What is impression management in accounting communication?

“People like [Berni Madoff] become sort of like chameleons. They are very good at impression management ... They manage the impression you receive of them. They know what people want, and they give it to them.”
(Cresswell and Thomas, 2009)

Impression management entails the construction of a public impression by organisational members, usually with the intention to appeal to shareholders, stakeholders, the general public, and the media. The impression conveyed may correspond to an ostensible reality. Alternatively, it may entail enhancing desirable aspects of the organisation or obfuscating less desirable aspects, thus attempting to manipulate organisational audiences’ perceptions (Gioia et al., 2000). For this purpose, organisations may either use financial statements (earnings management) or corporate narrative documents (e.g., annual reports, corporate social responsibility reports, press releases, websites, etc.). Impression management entails attempts to influence audiences’ perceptions of financial performance, social and environmental performance, organisational legitimacy, and organisational changes (i.e., restructuring and reorganisation, privatisation, demutualisation, mergers or acquisitions).

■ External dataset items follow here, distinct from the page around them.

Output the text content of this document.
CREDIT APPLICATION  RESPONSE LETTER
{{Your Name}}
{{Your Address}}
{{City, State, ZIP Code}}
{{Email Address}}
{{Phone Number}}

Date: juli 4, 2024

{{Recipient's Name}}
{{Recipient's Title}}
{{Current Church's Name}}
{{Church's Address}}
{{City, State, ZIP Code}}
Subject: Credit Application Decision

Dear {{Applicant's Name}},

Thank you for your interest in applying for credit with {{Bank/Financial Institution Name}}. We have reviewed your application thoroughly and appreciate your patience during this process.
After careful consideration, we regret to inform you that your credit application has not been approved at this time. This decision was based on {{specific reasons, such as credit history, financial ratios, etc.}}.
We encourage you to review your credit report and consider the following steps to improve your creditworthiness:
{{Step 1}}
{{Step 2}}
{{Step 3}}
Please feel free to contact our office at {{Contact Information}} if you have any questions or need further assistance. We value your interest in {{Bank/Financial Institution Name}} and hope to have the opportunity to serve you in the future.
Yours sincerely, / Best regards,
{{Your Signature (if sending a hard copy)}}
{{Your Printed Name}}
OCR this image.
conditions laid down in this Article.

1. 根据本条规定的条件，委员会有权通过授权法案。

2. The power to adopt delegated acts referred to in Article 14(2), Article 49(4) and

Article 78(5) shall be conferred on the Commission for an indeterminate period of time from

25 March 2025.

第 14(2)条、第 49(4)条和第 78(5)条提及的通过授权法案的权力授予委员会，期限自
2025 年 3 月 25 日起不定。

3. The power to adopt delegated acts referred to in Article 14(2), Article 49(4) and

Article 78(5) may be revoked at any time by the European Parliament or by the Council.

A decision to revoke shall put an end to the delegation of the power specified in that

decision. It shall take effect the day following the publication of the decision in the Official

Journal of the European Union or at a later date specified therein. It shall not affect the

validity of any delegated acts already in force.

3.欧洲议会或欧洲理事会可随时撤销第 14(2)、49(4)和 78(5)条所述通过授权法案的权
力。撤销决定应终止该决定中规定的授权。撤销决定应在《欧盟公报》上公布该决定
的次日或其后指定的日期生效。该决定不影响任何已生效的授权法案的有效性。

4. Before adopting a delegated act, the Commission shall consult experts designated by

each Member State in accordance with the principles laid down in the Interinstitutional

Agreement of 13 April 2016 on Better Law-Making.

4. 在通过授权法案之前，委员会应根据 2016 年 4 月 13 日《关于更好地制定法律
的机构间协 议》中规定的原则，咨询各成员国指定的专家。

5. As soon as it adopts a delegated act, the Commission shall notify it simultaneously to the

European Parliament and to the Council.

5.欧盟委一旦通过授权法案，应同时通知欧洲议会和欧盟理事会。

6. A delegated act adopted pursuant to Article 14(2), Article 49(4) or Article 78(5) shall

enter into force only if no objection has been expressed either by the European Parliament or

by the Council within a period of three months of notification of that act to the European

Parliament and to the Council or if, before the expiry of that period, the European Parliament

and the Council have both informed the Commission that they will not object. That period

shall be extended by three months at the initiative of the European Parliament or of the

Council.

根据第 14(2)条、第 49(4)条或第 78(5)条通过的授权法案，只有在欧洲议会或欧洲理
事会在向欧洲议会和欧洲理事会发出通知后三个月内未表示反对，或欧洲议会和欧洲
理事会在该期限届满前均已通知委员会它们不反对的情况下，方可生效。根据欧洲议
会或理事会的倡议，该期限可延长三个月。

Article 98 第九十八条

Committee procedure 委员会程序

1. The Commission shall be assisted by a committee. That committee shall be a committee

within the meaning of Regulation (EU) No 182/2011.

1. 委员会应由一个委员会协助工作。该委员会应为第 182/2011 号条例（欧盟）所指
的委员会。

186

What is earnings management?

Earnings management entails managers exercising discretion in structuring financial reporting transactions to alter financial reports either to mislead some stakeholders about the underlying economic performance of the firm or to influence contractual outcomes that depend on the reported accounting numbers (Healy and Wahlen, 1998). Earnings management constitutes a purposeful intervention in the financial reporting process with the objective of obtaining some private benefits (Schipper, 1989). Earnings management is the result of some degree of flexibility accorded by Generally Accepted Accounting Practices (GAAP), as well as the discretion managers have in reporting financial performance.  

Why is it important?

If accounting communication is used for impression management purposes, then financial reporting quality will be undermined and capital misallocations may result. Wider social and political consequences of impression management include unwarranted support of organizations and their activities by non-financial stakeholders or by society at large.